College textbook prices nationwide have increased at nearly four times the rate of inflation over the past 11 years, according to a study released last month by a public interest research group.

The second annual edition of “Ripoff 101” was released by the U.S. Public Interest Research Group Higher Education Project. The study surveyed the most widely purchased textbooks at 59 colleges and universities across the country.

The expanded survey uncovered more evidence that textbook prices are a significant part of college costs, textbook prices are rising at a fast pace and publishers use a variety of tactics to inflate the cost of textbooks.

As higher education costs continue to skyrocket for American students and families, the price of college textbooks represents a serious part of the affordability equation, the study concluded. It found that the average student will spend nearly $900 each year purchasing textbooks.

The most commonly purchased textbooks on college campuses have new editions published every three years, on average. New editions of the textbooks surveyed cost, on average, 45 percent more than used copies of the previous edition.
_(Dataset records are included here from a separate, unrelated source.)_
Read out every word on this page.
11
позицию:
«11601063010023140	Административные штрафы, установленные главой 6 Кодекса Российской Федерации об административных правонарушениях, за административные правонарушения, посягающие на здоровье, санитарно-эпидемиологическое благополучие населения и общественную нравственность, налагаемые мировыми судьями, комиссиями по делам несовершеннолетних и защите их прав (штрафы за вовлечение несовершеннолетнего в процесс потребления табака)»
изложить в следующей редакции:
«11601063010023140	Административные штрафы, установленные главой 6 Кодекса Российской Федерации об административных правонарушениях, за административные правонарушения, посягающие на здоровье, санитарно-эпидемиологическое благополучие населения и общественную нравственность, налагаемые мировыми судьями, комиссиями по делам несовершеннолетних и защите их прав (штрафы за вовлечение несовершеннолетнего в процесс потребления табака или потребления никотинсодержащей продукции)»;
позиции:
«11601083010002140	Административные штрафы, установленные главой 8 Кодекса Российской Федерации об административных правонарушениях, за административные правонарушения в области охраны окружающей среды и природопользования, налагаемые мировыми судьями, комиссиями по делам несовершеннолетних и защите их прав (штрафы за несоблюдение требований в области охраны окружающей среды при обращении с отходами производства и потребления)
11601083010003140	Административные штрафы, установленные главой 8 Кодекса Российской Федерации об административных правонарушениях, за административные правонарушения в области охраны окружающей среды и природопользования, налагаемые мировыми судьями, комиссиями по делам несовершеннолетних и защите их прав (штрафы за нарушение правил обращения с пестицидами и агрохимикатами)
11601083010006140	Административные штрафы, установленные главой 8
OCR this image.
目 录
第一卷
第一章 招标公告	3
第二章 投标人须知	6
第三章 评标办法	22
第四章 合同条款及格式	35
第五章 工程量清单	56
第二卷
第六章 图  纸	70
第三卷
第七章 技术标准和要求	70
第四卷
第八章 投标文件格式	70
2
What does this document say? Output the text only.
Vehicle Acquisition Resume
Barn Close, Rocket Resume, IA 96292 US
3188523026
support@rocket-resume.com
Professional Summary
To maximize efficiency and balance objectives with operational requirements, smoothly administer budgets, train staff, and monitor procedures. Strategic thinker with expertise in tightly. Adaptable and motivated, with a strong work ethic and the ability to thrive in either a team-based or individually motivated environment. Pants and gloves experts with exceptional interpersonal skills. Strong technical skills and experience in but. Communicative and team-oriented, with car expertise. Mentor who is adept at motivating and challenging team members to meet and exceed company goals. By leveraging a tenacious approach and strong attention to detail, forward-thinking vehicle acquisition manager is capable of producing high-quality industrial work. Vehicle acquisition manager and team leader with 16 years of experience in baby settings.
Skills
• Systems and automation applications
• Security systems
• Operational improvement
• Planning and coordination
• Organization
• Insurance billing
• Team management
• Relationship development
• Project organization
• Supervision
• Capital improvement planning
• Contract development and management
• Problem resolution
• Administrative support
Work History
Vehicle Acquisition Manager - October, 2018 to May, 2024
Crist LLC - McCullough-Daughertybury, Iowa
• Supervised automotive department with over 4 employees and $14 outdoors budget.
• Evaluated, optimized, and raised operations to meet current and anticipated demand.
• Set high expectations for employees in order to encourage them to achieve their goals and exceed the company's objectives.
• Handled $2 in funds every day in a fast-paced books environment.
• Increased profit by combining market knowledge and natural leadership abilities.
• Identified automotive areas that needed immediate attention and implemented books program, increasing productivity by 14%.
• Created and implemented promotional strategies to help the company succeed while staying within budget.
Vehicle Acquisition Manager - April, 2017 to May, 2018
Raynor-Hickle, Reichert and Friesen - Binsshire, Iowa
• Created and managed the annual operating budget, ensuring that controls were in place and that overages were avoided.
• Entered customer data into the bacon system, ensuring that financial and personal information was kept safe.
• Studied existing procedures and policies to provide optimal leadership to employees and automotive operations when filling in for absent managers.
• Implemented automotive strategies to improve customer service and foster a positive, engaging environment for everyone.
Of the textbooks surveyed, new textbook prices jumped 12 percent between the previous and current editions.

Economics Department Chair Jim Albrecht agreed that publishers have total control over what they offer universities in terms of updated texts.

“Some of my colleagues complain about the rate of increase in textbook prices, and I think some consider price when they decide on required texts,” he said. “I think that most faculty go for the `best’ text irrespective of price and that publishers are therefore in a good monopoly position vis-a-vis their customers.”

Publishers also sell their textbooks “bundled,” or shrink-wrapped with additional instructional material such as CD-ROMs and workbooks, which tends to increase the price of the textbook by an average of 10 percent, according to the study.

Additionally, 50 percent of all bundled books surveyed did not have an accompanying unbundled version on the shelf.

Sixty-five percent of the faculty surveyed in the report said that they used the bundled items “rarely” or “never.”

The survey also found that American students pay more for their textbooks than overseas students would pay for the same textbook. The average textbook surveyed cost 20 percent more in the United States than it did in the United Kingdom.

For example, according to Thompson Learning’s Web site, all books found in the survey cost an average of 72 percent more than in the U.S. than in the U.K., Africa and the Middle East.

Several state-based public interest research groups have called on the publishing industry to adopt policies that would ensure that publishers keep production and pricing costs as low as possible while maintaining educational value.

In Jan. 2004, after the first “Ripoff 101” study was released by the U.S. PIRG, many students, faculty and lawmakers asked the publishing industry to adopt these recommendations formally into their business practices. State PIRGs have asked the Association of American Publishers to issues recommendations to its member companies. To date, the AAP has refused to issue such recommendations, according to the PIRGs.

“This report shows that publishers use needless new editions and gimmicks to drive up the cost of textbooks,” Luke Swarthout, state PIRG higher education associate, said. “The losers in this scam are students who will have a harder time paying for college.”

Some Georgetown students agreed that publishers are using exorbitantly high textbook prices to take advantage of students.

“It’s a rip-off,” Caitlin O’Connell (COL ’05) said. “Most of these books are republished each year, and although it requires a lot of extra work on my part, it makes more sense to search online and find a previous edition for a lower price.”

Several Georgetown faculty have also voiced their concern about increasing textbook prices.

Jonathan Heathcote, assistant professor of economics, said he was concerned with the fact that publishers change little to nothing in new editions of textbooks.

“The minor changes between editions do not justify the high cost of new textbooks,” he said.

Additionally, Heathcote said that faculty should start indicating that old editions of textbooks are acceptable for their courses so that students can access the second-hand market.

“Publishers make large profits on the books they sell, which is why their sales reps work so hard to encourage faculty to adopt their books,” he said.